In the 1990s, the Australian federal government offered extra funding to schools that taught Indonesian as a LOTE. My rural Victorian school took them up on that offer, and so in 1993, at the age of 14, I found myself in an Indonesian language class, knowing nothing about the country or the people or…anything, really.
In 1995 I was offered the chance to go overseas on a high school student exchange -and I chose to go to Indonesia. Mostly because it was cheaper than Europe, and by this point I could at least count and greet people in bahasa Indonesia, which I figured gave me a leg-up in communication.
From mid 1995-mid 1996 I lived in Yogyakarta with a local family and my world exploded. I was immersed in the people, the culture, the day-to-day life, the music, art, cuisine… just everything!

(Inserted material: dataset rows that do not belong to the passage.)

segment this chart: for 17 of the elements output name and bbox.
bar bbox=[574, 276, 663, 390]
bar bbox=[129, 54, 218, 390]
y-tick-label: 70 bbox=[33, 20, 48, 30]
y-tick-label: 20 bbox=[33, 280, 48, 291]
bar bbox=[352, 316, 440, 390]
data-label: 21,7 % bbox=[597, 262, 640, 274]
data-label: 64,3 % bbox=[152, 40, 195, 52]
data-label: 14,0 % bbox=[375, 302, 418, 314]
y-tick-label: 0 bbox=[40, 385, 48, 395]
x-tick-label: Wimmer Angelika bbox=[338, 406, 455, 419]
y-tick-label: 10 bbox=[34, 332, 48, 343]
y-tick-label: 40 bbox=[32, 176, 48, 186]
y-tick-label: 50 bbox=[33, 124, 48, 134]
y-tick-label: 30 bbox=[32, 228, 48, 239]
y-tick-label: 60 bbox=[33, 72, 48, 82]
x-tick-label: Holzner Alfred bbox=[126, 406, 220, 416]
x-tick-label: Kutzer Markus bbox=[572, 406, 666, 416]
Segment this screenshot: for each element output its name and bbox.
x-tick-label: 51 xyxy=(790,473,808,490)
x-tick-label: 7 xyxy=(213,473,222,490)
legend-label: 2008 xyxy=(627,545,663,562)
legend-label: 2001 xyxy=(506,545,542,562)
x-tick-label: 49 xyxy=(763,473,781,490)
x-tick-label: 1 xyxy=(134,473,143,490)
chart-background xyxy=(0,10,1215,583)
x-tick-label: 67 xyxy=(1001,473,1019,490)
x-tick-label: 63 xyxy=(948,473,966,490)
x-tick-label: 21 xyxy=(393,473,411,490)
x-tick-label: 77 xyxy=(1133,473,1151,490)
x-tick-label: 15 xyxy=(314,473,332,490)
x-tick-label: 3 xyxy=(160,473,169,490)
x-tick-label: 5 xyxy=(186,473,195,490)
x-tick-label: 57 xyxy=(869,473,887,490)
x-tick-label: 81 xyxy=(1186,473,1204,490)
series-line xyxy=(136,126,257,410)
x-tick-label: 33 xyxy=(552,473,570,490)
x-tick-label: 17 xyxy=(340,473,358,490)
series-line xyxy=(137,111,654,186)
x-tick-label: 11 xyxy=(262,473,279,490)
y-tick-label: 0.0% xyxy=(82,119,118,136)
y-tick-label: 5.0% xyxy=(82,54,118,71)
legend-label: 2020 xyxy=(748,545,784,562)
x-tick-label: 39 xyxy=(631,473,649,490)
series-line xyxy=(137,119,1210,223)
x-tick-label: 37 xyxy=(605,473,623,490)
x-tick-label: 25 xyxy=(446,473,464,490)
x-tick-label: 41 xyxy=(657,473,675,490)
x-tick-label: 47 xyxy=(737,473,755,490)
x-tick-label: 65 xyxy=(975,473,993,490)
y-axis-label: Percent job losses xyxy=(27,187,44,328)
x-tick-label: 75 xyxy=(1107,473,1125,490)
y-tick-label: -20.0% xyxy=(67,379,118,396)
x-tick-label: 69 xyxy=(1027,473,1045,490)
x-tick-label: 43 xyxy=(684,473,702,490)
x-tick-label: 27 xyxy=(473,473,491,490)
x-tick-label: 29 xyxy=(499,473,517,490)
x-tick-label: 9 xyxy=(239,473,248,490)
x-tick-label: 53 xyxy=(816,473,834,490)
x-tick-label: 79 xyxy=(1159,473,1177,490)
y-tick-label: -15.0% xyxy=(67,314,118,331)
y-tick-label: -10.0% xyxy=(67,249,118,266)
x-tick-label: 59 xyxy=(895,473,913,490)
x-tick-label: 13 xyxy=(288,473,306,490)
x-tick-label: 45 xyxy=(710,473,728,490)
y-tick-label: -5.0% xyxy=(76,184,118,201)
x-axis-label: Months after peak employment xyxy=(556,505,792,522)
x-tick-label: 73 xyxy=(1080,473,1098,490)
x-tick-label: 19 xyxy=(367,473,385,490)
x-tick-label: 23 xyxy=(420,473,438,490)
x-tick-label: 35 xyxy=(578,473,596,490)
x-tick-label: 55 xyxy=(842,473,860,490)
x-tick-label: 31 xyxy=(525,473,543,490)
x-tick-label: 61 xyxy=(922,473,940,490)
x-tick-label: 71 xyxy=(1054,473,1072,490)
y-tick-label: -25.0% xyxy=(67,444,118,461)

All the formal Indonesian I had learnt flew out my brain, never to return, and what came flooding in was the language spoken by the people.
And now I try to return every 2 years or so. Take a lot of time off work, and head to Indonesia to have a wander around a different island, and catch up with my keluarga.
And ‘budhe’? That’s Javanese. It means ‘aunt’.
BudheBulik is something that’s been floating around my head for years. After living in country, I understood that Indonesia was much more than just batik, wayang, and dance. And I want people to see this.
I was asked once to contribute a few chapters’ worth of exercises to a LOTE textbook. Because, according to the editor, I had the mindset of a teenager, and knew what would appeal to them. And talking with teacher friends I have come to think that a problem with the way we teach bahasa Indonesia in Australia is a failure to make the students see that our Indonesian friends are just like us – we have so many similarities. It’s not all high-culture, there’s plenty of shopping malls and pop-culture as well.
I wanted to create a resource that teachers could peruse and plunder for ideas. I went through many iterations of how this would happen, but I’ve just decided now to throw it all up on line and let you all at it. Consider it an explosion of all the things I love or find interesting about Indonesia.